Hem glikoliz hem de mitokondriyal solunum inhibitörleri kullanılarak farklı noktalarda engellenebilir. Bu inhibitörlerin bilgisi ve kullanımı hücre dışı akı testinin geliştirilmesinin temelini oluşturmuştur. Hücre dışı akı analizörü, pH ve oksijen gibi iki basit parametreyi gerçek zamanlı olarak ölçerek glikoliz ve mitokondriyal solunum oranını 96 kuyulu bir plakada algılar. Glikoliz stres testi glikozsuz bazal bir ortamda yapılır (Şekil 1B)7. Hücre dışı asitleşme hızının (ECAR) ilk ölçümleri glikoliden bağımsız asitleşmenin göstergesidir. Glikolitik olmayan asitleşme olarak adlandırılır ve TCA tarafından üretilen CO2 ile ilişkilidir ve daha önce de açıklandığı gibi, H+ (TCA’ya bağlı ECAR) üretmek için ortamda H2O ile birleşir. İlk enjeksiyon glikoz kullanımını teşvik etmek ve glikoli artırmak için glikoz olduğunu. İkinci enjeksiyon her iki rotenon birleştirir, karmaşık bir I inhibitörü, ve antimisin A, Kompleks III inhibitörü birlikte, ETC hücreleri hücresel ATP düzeylerini korumak için glikoliz aktive ederek mitokondriyal ATP üretiminde bu dramatik azalmaya yanıt, ve bu bazal durumda hücre tarafından kullanılmayan glikoliz miktarını temsil eder ama potansiyel ATP talep artışlara yanıt olarak işe olabilir (compens compentory glycos). Üçüncü enjeksiyon glukoz analog udur 2-Deoksiglukoz (DG), hangi enzim hekkokinaz için bir substrat olarak glikoz ile rekabet. Bu fosforilasyonun ürünü olan 2-deoksiglukoz-6-fosfat pirüvata dönüştürülemez ve bu nedenle glikoliz bloke edilir ve bu da ECAR’ı minimuma indirir. Bu noktada ölçülen ECAR glikoliz veya solunum aktivitesi ne kadar az kalıntı glikoliz tam olarak 2-DG tarafından inhibe olmayan diğer ekstrasellüler asitleşme kaynaklarını içerir (post 2-DG-asitleşme).
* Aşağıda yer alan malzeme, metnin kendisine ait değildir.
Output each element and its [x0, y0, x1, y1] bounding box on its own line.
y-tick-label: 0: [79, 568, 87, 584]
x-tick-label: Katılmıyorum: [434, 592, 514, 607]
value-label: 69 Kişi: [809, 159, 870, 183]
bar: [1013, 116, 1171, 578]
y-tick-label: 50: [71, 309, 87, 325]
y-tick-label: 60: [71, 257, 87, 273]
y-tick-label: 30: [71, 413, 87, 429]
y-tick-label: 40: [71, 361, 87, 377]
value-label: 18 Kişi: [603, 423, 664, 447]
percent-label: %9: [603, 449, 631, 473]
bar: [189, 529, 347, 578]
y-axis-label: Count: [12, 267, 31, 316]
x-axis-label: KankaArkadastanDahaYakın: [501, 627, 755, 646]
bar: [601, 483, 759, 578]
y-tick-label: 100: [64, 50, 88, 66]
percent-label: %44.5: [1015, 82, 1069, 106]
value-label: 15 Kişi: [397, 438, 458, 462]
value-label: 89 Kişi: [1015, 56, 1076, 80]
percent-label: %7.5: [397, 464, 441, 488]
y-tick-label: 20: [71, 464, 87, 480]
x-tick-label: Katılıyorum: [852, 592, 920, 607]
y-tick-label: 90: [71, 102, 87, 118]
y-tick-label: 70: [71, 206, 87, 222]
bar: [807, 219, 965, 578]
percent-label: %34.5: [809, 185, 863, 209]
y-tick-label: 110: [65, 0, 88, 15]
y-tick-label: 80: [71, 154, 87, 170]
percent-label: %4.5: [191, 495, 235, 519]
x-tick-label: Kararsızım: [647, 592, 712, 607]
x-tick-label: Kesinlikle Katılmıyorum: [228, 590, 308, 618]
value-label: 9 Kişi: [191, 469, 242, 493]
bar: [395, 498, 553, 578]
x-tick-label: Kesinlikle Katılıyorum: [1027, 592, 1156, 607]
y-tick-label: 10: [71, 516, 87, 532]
Mitokondriyal stres testi glikozlu bir ortamda yapılır (Şekil 1C)8. Oksijen tüketim hızının (OCR) ilk ölçümleri mitokondriyal solunumun (bazal solunum) taban çizgisine karşılık gelir. İlk enjeksiyon, ATP synthase (kompleks V) yoluyla protonların dönüşünü engelleyen, ATP sentezini engelleyen ve böylece solunum kompleksleri yoluyla daha fazla proton pompalanmasını önleyen mitokondriyal membranı hızla hiperpolarize eden ve OCR’de azalmaya yol açan oligomisindir. Temel solunum ile oligomisin ilavesi ile verilen değer arasındaki karşılaştırma ATP’ye bağlı solunumu temsil eder. Oksijen tüketiminin kalan oligomisin duyarsız oranı proton sızıntısı denir, hangi adenin nükleotid translocase gibi iç mitokondriyal membran lipid bilayer veya proteinler yoluyla proton akışını temsil eder9. İkinci enjeksiyon uncoupler 2,4-dinitrofenol (DNP), mitokondriyal matriks içine H+ büyük bir giriş indükler bir iyonofor, mitokondriyal membran depolarizasyon ve mitokondriyal ATP sentezinin bozulmasına yol açar. Hücreler membran potansiyelini (maksimal solunum kapasitesi) kurtarmak için beyhude bir girişim de elektron taşıma ve oksijen tüketimi oranını maksimum seviyelere artırarak proton-güdük kuvvetin dağılmasına yanıt verir. Maksimal solunum kapasitesi ve bazal solunum arasındaki fark hücrenin yedek solunum kapasitesi, bazal durumda ATP üretmek için hücre tarafından kullanılmayan solunum miktarını temsil eder ama potansiyel OLARAK ATP talebi artışlara yanıt olarak işe olabilir8. Üçüncü enjeksiyon rotenon ve antimisin A bir kombinasyonudur. Bu enjeksiyon ETC’yi tamamen durdurur ve OCR en düşük seviyesine iner, kalan oksijen tüketimi mitokondriyal değildir (NADPH-oksidazların neden olduğu vb.).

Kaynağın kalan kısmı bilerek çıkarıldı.